Il Paese incontrato. La grandezza unita al senso del limite
Sincerità e amicizia. Si potrebbe sintetizzare in questi due concetti la chiave di lettura del discorso pronunciato dal Papa al suo sbarco negli Stati Uniti, in un Paese che conosce e che ammira per la capacità dimostrata fin dalla sua stessa origine di perseguire nel pluralismo una verità che non può essere mai relativa. Diverse possono essere le vie attraverso le quali gli individui e le comunità ricercano – come sottolinea Benedetto XVI – quella «verità evidente per se stessa che tutti gli uomini sono creati eguali e dotati di inalienabili diritti, fondati sulla legge di natura e sul Dio di questa natura». Ma l’eguaglianza degli esseri umani, e il suo sostanziarsi (ancora più e meglio del suo declinarsi) in diritti, non può essere creduta vera che come assoluto. In tal senso la libertà è, contemporaneamente, un bene in sé (un fine ultimo) e uno strumento, attraverso il quale è possibile illuminare, nel dibattito e nel ragionamento, nella pratica e nella coerenza, la via che conduce alla verità. Alla politica è consegnato il compito di apparecchiare le norme e le istituzioni che consentono ai tanti e diversi discorsi sulla libertà di incontrarsi e vicendevolmente arricchirsi, senza che le buone ragioni di ognuno vengano brandite come armi nei confronti degli altri, argomentando piuttosto che contrattando.
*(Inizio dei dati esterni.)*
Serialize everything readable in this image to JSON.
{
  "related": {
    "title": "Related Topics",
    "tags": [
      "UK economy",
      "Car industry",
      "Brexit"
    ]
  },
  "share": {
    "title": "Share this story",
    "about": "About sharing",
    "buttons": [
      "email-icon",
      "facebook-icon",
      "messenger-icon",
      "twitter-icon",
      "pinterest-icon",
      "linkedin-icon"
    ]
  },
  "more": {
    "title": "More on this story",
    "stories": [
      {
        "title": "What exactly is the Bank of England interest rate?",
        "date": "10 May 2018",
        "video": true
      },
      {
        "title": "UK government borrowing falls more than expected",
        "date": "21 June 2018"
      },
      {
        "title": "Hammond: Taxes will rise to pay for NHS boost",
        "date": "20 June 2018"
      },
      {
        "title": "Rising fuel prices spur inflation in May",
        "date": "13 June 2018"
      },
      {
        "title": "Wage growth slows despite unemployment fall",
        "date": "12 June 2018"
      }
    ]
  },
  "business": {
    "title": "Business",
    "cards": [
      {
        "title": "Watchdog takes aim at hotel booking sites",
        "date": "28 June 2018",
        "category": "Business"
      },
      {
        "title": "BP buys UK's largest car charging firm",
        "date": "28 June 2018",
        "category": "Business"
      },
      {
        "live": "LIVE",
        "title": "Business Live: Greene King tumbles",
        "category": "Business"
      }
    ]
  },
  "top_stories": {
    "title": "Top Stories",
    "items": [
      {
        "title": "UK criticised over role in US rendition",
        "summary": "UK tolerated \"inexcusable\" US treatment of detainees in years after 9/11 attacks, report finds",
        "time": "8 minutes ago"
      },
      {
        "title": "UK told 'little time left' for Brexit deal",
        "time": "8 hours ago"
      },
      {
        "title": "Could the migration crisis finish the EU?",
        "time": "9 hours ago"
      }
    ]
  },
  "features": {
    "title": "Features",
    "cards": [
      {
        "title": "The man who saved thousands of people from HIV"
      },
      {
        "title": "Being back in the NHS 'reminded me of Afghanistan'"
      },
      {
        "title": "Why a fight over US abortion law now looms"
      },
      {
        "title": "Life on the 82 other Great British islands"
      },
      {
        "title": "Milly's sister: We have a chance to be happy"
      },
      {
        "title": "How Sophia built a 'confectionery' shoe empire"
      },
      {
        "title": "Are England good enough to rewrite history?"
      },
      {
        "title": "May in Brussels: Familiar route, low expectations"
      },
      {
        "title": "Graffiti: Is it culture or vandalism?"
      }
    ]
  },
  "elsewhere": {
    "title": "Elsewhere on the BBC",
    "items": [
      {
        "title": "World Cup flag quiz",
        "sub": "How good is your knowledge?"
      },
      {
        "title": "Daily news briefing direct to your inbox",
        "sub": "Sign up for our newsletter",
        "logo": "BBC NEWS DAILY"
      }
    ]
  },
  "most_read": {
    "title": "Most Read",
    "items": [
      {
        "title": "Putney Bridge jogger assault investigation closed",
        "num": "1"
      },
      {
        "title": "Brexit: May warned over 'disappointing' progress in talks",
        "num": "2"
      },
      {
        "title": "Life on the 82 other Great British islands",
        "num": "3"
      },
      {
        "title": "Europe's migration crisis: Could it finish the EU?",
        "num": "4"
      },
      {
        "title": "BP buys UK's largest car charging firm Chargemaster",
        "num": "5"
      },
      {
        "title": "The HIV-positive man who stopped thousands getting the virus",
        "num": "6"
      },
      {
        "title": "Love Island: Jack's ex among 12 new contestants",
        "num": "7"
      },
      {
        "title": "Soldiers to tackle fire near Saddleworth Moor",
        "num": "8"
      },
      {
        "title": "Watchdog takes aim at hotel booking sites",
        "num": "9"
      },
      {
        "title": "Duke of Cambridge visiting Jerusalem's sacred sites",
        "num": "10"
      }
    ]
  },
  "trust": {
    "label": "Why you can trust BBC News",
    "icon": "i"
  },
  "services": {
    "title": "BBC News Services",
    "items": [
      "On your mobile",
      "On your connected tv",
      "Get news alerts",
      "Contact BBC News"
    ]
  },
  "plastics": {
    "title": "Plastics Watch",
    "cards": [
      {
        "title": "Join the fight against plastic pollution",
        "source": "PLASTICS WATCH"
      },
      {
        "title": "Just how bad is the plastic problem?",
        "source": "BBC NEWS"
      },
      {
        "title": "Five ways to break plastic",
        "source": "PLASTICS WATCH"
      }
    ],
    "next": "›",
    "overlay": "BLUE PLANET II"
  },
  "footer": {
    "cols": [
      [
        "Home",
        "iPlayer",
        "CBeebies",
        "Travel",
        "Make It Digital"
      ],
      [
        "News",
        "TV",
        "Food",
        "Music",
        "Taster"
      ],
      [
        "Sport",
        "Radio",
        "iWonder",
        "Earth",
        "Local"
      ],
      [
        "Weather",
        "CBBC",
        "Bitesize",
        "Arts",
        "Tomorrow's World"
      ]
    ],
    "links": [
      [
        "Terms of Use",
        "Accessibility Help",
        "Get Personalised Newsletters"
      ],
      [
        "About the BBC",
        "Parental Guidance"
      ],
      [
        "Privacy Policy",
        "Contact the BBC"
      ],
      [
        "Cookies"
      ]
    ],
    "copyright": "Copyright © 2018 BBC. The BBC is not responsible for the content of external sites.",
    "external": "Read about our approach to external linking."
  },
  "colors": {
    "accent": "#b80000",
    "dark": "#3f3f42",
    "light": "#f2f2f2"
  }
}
In questa prospettiva, pochi sistemi politici come quello americano hanno offerto una lezione migliore. Proprio la consapevolezza della fragilità della natura umana se comparata alla grandezza degli ideali politici che i Padri Fondatori si danno e danno alla “Grande Nazione” è ciò che permette la costruzione di un edificio maestoso e umile. Libertà religiosa e diritti di proprietà sono le colonne su cui poggia l’intero edificio della repubblica. La libertà religiosa è posta a fondamento e bastione della forma più intima della irriducibile unicità di ogni essere umano: che la vogliate chiamare anima o coscienza non cambia nulla, perché la sua tutela è scudo anche per chi scelga di rifiutare qualunque credo religioso. I diritti di proprietà sono ciò che consente agli individui riuniti in società di preservare la propria indipendenza dalla benevolenza del principe, per quanto illuminato possa essere, di rammentare a tutti e ad ognuno che la sola possibile fonte di legittima sovranità siamo “Noi, il popolo”.
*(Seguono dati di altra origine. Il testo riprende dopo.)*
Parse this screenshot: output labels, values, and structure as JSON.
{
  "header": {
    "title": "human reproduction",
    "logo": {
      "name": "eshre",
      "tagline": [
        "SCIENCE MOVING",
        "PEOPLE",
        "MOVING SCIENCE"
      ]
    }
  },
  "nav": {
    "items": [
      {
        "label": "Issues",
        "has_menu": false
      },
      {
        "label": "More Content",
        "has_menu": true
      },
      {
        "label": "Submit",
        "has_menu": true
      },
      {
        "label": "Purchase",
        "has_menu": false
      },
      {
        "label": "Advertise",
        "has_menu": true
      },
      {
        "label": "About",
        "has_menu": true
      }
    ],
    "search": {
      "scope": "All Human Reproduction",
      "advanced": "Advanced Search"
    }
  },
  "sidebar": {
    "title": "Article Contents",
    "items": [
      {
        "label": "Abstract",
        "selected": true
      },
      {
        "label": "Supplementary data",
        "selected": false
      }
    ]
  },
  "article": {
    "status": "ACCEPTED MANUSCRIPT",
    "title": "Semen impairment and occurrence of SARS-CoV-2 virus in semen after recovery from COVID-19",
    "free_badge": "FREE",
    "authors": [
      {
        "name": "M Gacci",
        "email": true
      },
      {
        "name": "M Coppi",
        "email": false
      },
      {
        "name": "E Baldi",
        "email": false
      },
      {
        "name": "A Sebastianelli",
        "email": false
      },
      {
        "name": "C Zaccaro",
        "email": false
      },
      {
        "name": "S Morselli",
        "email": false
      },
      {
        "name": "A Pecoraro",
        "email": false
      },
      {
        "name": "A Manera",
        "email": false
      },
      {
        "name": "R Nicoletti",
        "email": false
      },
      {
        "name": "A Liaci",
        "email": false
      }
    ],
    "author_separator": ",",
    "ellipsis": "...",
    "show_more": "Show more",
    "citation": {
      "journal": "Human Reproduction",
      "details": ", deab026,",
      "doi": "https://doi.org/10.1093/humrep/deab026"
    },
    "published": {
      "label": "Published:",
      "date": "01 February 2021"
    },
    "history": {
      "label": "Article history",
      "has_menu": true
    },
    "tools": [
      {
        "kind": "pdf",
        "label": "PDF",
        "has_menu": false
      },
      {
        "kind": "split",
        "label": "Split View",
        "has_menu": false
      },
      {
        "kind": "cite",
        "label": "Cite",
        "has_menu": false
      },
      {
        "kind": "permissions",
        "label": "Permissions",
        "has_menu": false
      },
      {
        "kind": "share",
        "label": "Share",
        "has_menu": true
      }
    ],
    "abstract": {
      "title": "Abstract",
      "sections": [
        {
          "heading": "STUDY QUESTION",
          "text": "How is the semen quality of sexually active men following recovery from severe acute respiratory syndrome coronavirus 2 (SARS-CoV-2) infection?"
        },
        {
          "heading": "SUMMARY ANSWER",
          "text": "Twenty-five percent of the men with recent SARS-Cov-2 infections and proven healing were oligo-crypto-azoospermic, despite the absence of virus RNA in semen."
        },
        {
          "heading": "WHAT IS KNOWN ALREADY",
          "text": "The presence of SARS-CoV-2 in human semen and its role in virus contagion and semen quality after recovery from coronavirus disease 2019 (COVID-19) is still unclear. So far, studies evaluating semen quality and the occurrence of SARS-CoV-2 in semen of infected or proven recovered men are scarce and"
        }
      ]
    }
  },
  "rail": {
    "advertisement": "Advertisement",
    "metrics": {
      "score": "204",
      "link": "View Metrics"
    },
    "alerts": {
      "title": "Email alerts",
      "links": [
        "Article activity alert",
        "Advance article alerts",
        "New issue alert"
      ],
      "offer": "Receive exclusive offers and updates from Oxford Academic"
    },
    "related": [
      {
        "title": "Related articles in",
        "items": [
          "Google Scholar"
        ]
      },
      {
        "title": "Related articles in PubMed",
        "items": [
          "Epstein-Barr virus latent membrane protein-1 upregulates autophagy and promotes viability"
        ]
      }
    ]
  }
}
Una delle cose che più colpisce, guardando a quella straordinaria intrapresa politica che è stata la fondazione degli Stati Uniti, è proprio la capacità di sintetizzare grandezza e senso del limite. Nel momento in cui si accingono a realizzare una operazione senza precedenti, “l’impero della libertà”, qualcosa che grida in faccia ai contemporanei e ai posteri la maestà del genere umano, il suo prometeico coraggio, i Padri Fondatori, tra i quali c’erano teisti e atei, si affidano a Dio, e ancorano alla sua regia la naturalità di diritti, che bisogna iniziare a implementare e tutelare. Quasi che, mentre si accinge alla sua opera creatrice, e la politica è creazione, l’uomo si volga a cercare il conforto di un’altra Creazione e di un altro Creatore, a cui immagine, pure, anch’egli è fatto.
Ben consapevole di tutto questo il Papa, ieri, ha cominciato a incontrare l’America, che l’ha accolto – per voce dei suoi rappresentanti – con un’amicizia e una sincerità altrettanto aperte. Grata a questo testimone del Vangelo dell’amore e della speranza, e attenta a ciò che è venuto a dirle. E a ricordare a tutti. Per quanti errori e soprusi siano stati commessi nella lunga storia degli Stati Uniti, anche nel nome della libertà, e per quante volte succederà ancora che la libertà sia evocata per giustificare egoismi e opportunismi, oggi come duecentotrentadue anni fa, dovremmo avere molta più paura per la libertà che della libertà, dovremmo innanzitutto temere di perdere la libertà, piuttosto che aver paura di sbagliare perché siamo liberi.